A realidade existente ao nosso redor, no mundo exterior, é filtrada por diversos mecanismos, muitas vezes, distorcendo-os. Somente as informações que chegam a ser processadas pelo nosso encéfalo é que constroem uma realidade própria, dentro da interpretação de nosso próprio sistema nervoso, sempre baseado em nossas capacidades cognitivas.

Tem sido dito que a beleza está nos olhos de quem a vê. Como hipótese... essa idéia indica claramente o problema central da cognição... o mundo da experiência é produzido pelo homem que a vivencia... Com certeza existe um mundo real de árvores, pessoas carros e mesmo livros, que tem uma grande relação com a nossa experiência desses objetos.
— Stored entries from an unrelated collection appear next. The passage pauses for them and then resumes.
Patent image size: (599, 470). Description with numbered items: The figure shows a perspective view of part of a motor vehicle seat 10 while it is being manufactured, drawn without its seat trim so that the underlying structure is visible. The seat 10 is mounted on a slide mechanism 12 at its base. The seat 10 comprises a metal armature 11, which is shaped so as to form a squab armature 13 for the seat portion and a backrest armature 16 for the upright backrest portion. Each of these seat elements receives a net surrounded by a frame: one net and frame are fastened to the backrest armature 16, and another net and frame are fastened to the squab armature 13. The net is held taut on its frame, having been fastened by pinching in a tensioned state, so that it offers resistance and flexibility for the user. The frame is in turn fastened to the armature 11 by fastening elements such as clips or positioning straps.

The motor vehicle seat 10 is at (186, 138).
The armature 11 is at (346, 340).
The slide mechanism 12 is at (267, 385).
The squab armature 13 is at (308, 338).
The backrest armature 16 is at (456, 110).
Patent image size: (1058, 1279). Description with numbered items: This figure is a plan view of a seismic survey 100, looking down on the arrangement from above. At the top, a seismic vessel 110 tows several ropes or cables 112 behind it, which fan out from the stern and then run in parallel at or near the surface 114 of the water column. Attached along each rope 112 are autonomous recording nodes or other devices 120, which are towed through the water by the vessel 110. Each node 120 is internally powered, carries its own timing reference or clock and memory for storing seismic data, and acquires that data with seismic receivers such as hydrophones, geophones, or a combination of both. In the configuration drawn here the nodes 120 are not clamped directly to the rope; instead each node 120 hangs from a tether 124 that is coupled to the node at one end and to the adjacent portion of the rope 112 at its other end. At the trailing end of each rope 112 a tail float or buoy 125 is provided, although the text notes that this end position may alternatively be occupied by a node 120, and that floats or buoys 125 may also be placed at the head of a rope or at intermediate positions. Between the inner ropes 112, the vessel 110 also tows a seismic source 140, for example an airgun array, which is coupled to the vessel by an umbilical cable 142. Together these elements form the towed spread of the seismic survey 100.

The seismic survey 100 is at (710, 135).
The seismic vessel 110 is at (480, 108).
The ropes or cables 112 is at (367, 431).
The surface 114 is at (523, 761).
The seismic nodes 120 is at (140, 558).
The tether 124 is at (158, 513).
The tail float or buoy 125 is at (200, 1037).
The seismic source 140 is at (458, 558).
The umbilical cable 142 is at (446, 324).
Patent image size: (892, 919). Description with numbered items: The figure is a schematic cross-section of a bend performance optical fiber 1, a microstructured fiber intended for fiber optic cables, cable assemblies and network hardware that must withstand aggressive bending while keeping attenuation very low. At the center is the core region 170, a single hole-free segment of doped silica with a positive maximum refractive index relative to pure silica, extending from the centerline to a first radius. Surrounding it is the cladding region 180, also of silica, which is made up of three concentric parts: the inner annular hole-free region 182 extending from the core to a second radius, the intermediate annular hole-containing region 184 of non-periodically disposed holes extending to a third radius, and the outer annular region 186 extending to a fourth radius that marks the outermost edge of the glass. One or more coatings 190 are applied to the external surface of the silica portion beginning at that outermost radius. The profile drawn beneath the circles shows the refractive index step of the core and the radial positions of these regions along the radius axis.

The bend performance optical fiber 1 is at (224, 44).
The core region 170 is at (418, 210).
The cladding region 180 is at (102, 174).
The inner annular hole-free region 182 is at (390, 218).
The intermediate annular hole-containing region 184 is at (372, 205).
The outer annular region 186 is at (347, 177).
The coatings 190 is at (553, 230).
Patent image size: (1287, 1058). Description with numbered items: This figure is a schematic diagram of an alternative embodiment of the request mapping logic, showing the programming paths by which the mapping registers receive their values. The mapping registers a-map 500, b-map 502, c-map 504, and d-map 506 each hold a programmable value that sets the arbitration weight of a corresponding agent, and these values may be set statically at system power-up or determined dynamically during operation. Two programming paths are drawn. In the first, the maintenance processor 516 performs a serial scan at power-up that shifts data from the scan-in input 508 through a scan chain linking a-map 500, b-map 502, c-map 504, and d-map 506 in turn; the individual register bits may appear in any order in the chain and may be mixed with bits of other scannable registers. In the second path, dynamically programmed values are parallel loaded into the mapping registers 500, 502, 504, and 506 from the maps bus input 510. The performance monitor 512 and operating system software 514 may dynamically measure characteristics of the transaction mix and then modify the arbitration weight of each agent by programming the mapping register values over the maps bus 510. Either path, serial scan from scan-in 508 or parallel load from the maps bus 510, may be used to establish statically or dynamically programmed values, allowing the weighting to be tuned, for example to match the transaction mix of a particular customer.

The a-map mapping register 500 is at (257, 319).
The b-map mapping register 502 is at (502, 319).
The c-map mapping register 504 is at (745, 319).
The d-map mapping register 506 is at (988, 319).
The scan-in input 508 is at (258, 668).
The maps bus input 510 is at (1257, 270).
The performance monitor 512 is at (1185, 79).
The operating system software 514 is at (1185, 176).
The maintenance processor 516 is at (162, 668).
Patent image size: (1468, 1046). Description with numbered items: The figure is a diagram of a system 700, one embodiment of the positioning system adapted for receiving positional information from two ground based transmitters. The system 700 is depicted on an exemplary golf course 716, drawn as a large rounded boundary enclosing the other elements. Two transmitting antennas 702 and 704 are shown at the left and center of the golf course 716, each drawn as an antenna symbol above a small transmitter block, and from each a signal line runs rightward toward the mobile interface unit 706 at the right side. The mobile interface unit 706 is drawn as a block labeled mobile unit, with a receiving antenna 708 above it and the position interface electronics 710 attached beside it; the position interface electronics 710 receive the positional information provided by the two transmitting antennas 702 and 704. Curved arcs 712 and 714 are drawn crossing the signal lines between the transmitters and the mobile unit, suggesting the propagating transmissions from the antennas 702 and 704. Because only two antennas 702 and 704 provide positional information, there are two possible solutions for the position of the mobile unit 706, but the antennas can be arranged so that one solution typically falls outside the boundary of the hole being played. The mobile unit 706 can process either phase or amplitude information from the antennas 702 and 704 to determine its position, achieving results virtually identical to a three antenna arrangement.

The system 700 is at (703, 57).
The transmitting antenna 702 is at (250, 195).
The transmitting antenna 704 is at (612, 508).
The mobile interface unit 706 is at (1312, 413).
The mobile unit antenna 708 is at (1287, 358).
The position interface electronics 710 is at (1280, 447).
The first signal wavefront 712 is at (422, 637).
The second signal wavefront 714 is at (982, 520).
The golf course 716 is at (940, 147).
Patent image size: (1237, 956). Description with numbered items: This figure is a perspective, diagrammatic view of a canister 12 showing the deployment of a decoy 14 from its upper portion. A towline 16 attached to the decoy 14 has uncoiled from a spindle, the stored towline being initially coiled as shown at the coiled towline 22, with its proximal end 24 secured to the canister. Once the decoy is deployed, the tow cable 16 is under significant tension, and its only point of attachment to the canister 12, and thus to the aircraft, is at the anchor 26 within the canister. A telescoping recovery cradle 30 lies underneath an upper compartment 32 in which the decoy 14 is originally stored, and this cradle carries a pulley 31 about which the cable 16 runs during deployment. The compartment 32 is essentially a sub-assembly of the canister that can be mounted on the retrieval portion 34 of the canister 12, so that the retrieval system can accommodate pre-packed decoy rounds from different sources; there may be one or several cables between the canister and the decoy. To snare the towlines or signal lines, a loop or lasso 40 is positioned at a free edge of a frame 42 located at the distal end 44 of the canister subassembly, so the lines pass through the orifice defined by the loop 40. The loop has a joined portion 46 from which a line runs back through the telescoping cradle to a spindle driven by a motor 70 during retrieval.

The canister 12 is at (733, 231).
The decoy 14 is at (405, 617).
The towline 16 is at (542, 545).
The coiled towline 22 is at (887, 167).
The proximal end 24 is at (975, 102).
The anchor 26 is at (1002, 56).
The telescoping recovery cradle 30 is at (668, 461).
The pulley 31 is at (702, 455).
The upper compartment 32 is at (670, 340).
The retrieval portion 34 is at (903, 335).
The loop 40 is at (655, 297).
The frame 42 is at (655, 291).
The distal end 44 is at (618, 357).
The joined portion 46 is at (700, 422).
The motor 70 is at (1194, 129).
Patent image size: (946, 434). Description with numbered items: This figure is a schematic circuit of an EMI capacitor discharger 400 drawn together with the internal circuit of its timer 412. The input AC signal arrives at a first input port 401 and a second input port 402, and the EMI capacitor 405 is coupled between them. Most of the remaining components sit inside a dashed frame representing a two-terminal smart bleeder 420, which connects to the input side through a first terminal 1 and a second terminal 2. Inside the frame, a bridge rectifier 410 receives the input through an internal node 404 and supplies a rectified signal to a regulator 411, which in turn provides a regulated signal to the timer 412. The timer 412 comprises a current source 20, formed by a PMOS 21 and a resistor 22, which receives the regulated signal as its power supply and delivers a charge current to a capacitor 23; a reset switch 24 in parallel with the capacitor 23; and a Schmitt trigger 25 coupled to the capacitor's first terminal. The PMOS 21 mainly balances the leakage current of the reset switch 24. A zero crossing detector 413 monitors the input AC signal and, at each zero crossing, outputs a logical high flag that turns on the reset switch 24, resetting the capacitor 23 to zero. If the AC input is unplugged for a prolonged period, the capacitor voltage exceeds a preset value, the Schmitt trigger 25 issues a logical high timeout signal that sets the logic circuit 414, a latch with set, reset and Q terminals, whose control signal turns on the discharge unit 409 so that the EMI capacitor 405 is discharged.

Nós, no entanto, não temos acesso direto ao mundo real, nem a qualquer de suas propriedades.


Tudo o que sabemos sobre a realidade é mediada não somente pelos órgãos do sentido, mas também por complexos sistemas que interpretam e reinterpretam a informação sensória... O termo “cognição” se refere a todos os processos pelos quais uma aferência sensória é transformada, reduzida, elaborada, armazenada, recuperada e utilizada  -  (ULRIC NEISSER, 1967)


A percepção da realidade criada pelo seu cérebro (realidade subjetiva) corresponde totalmente à realidade existente ao seu redor (realidade objetiva) ou é apenas parcial?

E se essa realidade (subjetiva) pudesse ser influenciada ou alterada se tivéssemos um controle maior dos padrões de pensamentos utilizados por nossa memória para comparar informações pré-concebidas com as novas? Não teríamos outra conscientização de uma mesma realidade (objetiva)?

A Realidade Objetiva é aquela  intangível pela restrição perceptiva de nossos cinco sentidos. A Realidade Subjetiva é aquela resultante da assimilação dos estímulos externos filtrados pela nossa capacidade cognitiva que nem sempre corresponde à realidade objetiva e na qual orientamos nossa vida em função da mesma, tornando-se assim, plenamente mutável.

A ciência já conhece a capacidade de reorganização e reestruturação de nossas conexões neurais (neuroplasticidade). Técnicas de reprogramação mental surgem a cada dia. Até quando continuaremos a vivenciar experiências que culminem na obrigação de vivermos dentro de uma realidade insatisfatória e desagradável, se dentro de nós mesmos existe a possibilidade de fazer mudanças e transformar nossas realidades? Tudo depende da conscientização e da vontade de cada um.

Baseado na obra de KANDEL, E.R. et al.- Principles of Neural Science. 4ª ed.